ANDERSON — When Grace House, a halfway home for women recovering from addiction, opened here last year, Karl Lazar and Molly Douglas expected they would have two facilities open by now.

Things haven't gone quite as planned, though.

With the opening of a men’s house in the 400 block of East 15th Street two weeks ago, Lazar and Douglas are far ahead of schedule. 

They now run four homes and are renovating two more. By the end of the year, they expect to have beds for 56 men and women.

Their rapid expansion is a testament to both the acute need for supportive group housing programs for people undergoing addiction treatment, and the connections they've made through the Madison County Mental Health and Addictions coalition.

"Once we got up here and started getting everything together,” says Lazar who moved here from Florida in 2018, “it was apparent that the community was on board with trying to fix the community.”

“You see in the coalition meetings all these organizations working together that come from different groups,” Lazar adds.

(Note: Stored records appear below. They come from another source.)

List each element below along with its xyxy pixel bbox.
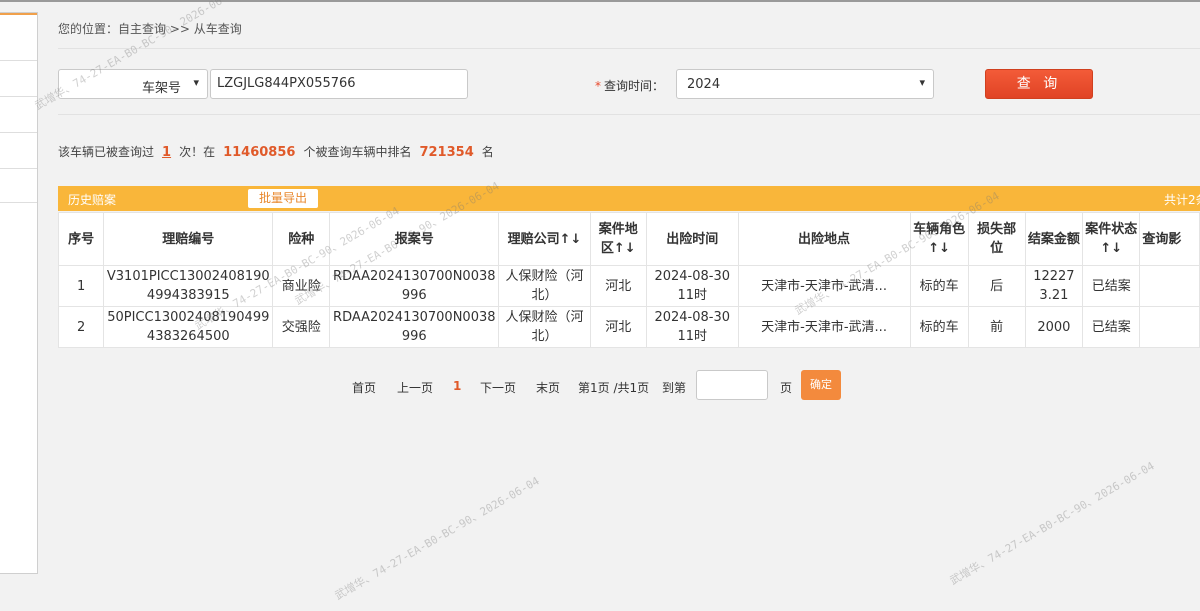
stats-prefix: 该车辆已被查询过: [58, 145, 155, 159]
col-header: 结案金额: [1024, 212, 1084, 266]
cell-vehicle-role: 标的车: [909, 306, 969, 348]
cell-loss-part: 前: [967, 306, 1026, 348]
cell-accident-location: 天津市-天津市-武清...: [737, 306, 911, 348]
batch-export-button[interactable]: 批量导出: [248, 189, 318, 208]
history-total: 共计2条: [1164, 193, 1200, 207]
first-page-link[interactable]: 首页: [352, 379, 376, 396]
cell-accident-time: 2024-08-30 11时: [645, 265, 739, 307]
cell-report-no: RDAA2024130700N0038996: [329, 306, 500, 348]
year-select[interactable]: 2024 ▾: [676, 69, 934, 99]
cell-loss-part: 后: [967, 265, 1026, 307]
watermark: 武增华、74-27-EA-B0-BC-90、2026-06-04: [332, 474, 542, 603]
cell-index: 2: [58, 306, 105, 348]
sidebar-divider: [0, 202, 37, 203]
query-stats: 该车辆已被查询过 1 次！在 11460856 个被查询车辆中排名 721354 名: [58, 143, 494, 160]
watermark: 武增华、74-27-EA-B0-BC-90、2026-06-04: [947, 459, 1157, 588]
sidebar-divider: [0, 132, 37, 133]
cell-company: 人保财险（河北）: [498, 306, 591, 348]
cell-query-image: [1139, 306, 1200, 348]
col-header: 查询影: [1139, 212, 1200, 266]
sidebar-divider: [0, 60, 37, 61]
query-time-label: * 查询时间：: [595, 77, 664, 94]
cell-index: 1: [58, 265, 105, 307]
cell-insurance-type: 交强险: [272, 306, 331, 348]
query-button[interactable]: 查 询: [985, 69, 1093, 99]
cell-amount: 2000: [1024, 306, 1084, 348]
cell-query-image: [1139, 265, 1200, 307]
total-queried: 11460856: [223, 145, 296, 160]
page-info: 第1页 /共1页: [578, 381, 650, 395]
last-page-link[interactable]: 末页: [536, 379, 560, 396]
next-page-link[interactable]: 下一页: [480, 379, 516, 396]
left-sidebar-panel: [0, 12, 38, 574]
col-header: 损失部位: [967, 212, 1026, 266]
divider: [58, 48, 1200, 49]
col-header-sortable[interactable]: 理赔公司↑↓: [498, 212, 591, 266]
cell-amount: 122273.21: [1024, 265, 1084, 307]
stats-suffix: 名: [481, 145, 494, 159]
table-header-row: 序号 理赔编号 险种 报案号 理赔公司↑↓ 案件地区↑↓ 出险时间 出险地点 车…: [58, 212, 1200, 266]
query-count: 1: [162, 145, 172, 160]
cell-status: 已结案: [1082, 265, 1141, 307]
goto-label: 到第: [662, 381, 687, 395]
chevron-down-icon: ▾: [193, 76, 199, 89]
current-page[interactable]: 1: [453, 379, 461, 393]
cell-company: 人保财险（河北）: [498, 265, 591, 307]
claims-table-wrapper: 序号 理赔编号 险种 报案号 理赔公司↑↓ 案件地区↑↓ 出险时间 出险地点 车…: [58, 212, 1200, 352]
col-header: 序号: [58, 212, 105, 266]
col-header: 理赔编号: [103, 212, 274, 266]
history-title: 历史赔案: [68, 193, 117, 207]
col-header-sortable[interactable]: 案件状态↑↓: [1082, 212, 1141, 266]
top-border: [0, 0, 1200, 2]
cell-region: 河北: [589, 265, 647, 307]
cell-vehicle-role: 标的车: [909, 265, 969, 307]
chevron-down-icon: ▾: [919, 76, 925, 89]
claims-table: 序号 理赔编号 险种 报案号 理赔公司↑↓ 案件地区↑↓ 出险时间 出险地点 车…: [58, 212, 1200, 348]
year-value: 2024: [687, 77, 721, 92]
pagination: 首页 上一页 1 下一页 末页 第1页 /共1页 到第 页 确定: [352, 370, 852, 402]
sidebar-active-marker: [0, 13, 37, 15]
rank: 721354: [419, 145, 474, 160]
search-type-value: 车架号: [141, 81, 181, 96]
col-header: 出险时间: [645, 212, 739, 266]
goto-page-input[interactable]: [696, 370, 768, 400]
divider: [58, 114, 1200, 115]
history-header-bar: 历史赔案 批量导出 共计2条: [58, 186, 1200, 211]
sidebar-divider: [0, 96, 37, 97]
stats-mid2: 个被查询车辆中排名: [303, 145, 412, 159]
prev-page-link[interactable]: 上一页: [397, 379, 433, 396]
cell-region: 河北: [589, 306, 647, 348]
vin-input[interactable]: LZGJLG844PX055766: [210, 69, 468, 99]
query-time-label-text: 查询时间：: [604, 79, 665, 93]
confirm-button[interactable]: 确定: [801, 370, 841, 400]
required-mark: *: [595, 79, 601, 93]
stats-mid1: 次！在: [179, 145, 216, 159]
col-header-sortable[interactable]: 案件地区↑↓: [589, 212, 647, 266]
cell-status: 已结案: [1082, 306, 1141, 348]
page-unit-label: 页: [780, 381, 793, 395]
cell-accident-time: 2024-08-30 11时: [645, 306, 739, 348]
cell-claim-no: 50PICC130024081904994383264500: [103, 306, 274, 348]
sidebar-divider: [0, 168, 37, 169]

“Some are from medical institutions, some are from the Anderson Impact Center, the Children's Bureau, the Madison County Health Department and other treatment groups. To see everybody aligning to make positive change in the community is huge.”

Developing working collaborations among organizations already operating mental health and addiction programs is a monumental challenge, says Sheriff Scott Mellinger, an active member of the coalition.

"I give a lot of credit to the 30 to 40 organizations that come to our meetings every month because they don't have to," he says. "We all take a little bit of time from our regular jobs to do this."

Sometimes he’s been frustrated, Mellinger admits, because the jail by default has become the county's largest mental health care provider, and that's true across Indiana and the nation.

"Where do people with mental health problems end up? Sleeping on the floor of the cell block," he says. That's also true among addicts, where people frequently commit crimes to raise enough money to buy drugs and feed their addiction.

"The mental health situation here, and especially the opioid addiction issue, is so huge,” he says. “That didn’t happen overnight and it takes time to get everyone to the table."

While the ratio of patients to mental health providers has improved in recent years, Madison County still lags far behind the state average, according to the 2019 Indiana Kids Count Data Book published recently by the Indiana Youth Institute.

The institute's data shows there was one provider to 870 patients in 2017, down from one for 1,115 in 2014. The state average, however, is 700 patients to one provider.

That number should improve now that Meridian Health Services has acquired the Madison County Community Health Center.

Meridian plans to expand psychiatric services for children and adults, establish a case management system to help people with non-medical needs in schools and at home, and implement a specialized program for people with intellectual or developmental disabilities and mental health needs called Connxxions, said Beth Clark, vice president of marketing.

"There is urgency here because people are dying every day, or their lives are drastically changing every day because of mental health issues or drug addiction," she says.

Some positive signs exist that the opioid epidemic gripping the nation and Madison County is abating.

Deaths from drug poisoning involving any opioid in the county increased at an alarming pace from 2014 to 2017, according to the Youth Institute Kids Count report.

In 2017 there were 32 such deaths compared to 18 in 2014, a number that ranked the county ninth in the state in opioid deaths.

These and other other indicators of drug involvement have convinced Mellinger that a free-standing drug detox unit is necessary. He's had some preliminary discussions with authorities in Hamilton County about such a facility, but no concrete plans currently exist. 

Many organizations in the county treat mental health and drug addiction, Mellinger says, but it was the realization that the problems were getting worse despite program expansions that led to the genesis of the coalition.

"The challenge was getting comparable (organizations) to drop their silos and come together," he adds. "It took us a long time to figure out where we all fit in."

"I would echo Scott," says Karen Finnigan, a health educator with the Madison County Health Department. "I believe we're on a good path ... We get more and more participants every month."

Last year, Finnigan says, the health department received a grant for a program called Mental Health First Aid and trained 120 first responders about how to recognize signs of mental health difficulties. More police and firefighters are expected to participate in the program this year.

Community Hospital Anderson will begin providing more support for overdose patients, says Ken Osborn, clinical manager of Community's Emergency Department.

"When they are discharged, these patients will receive a dose of Narcan and if the the patient is willing, they will be paired with a certified peer recovery coach who will help them with a lot of basic needs and resources," Osborn says.

Narcan is the brand name for Naloxone, a medication used to block the effects of opioids, especially in an overdose.

Stephenie Grimes, administrator of the health department, says the program has developed quickly after the department received grant funding from the Indiana State Department of Health.

While the program is starting with Community, the goal is for St. Vincent Anderson Regional Hospital and the jail to participate in the program as well.

"Once I pitched the idea, it moved faster than I thought it would," says Grimes.

And one of the reasons it did, she adds, is because all the organizations necessary to implement the program are members of the coalition.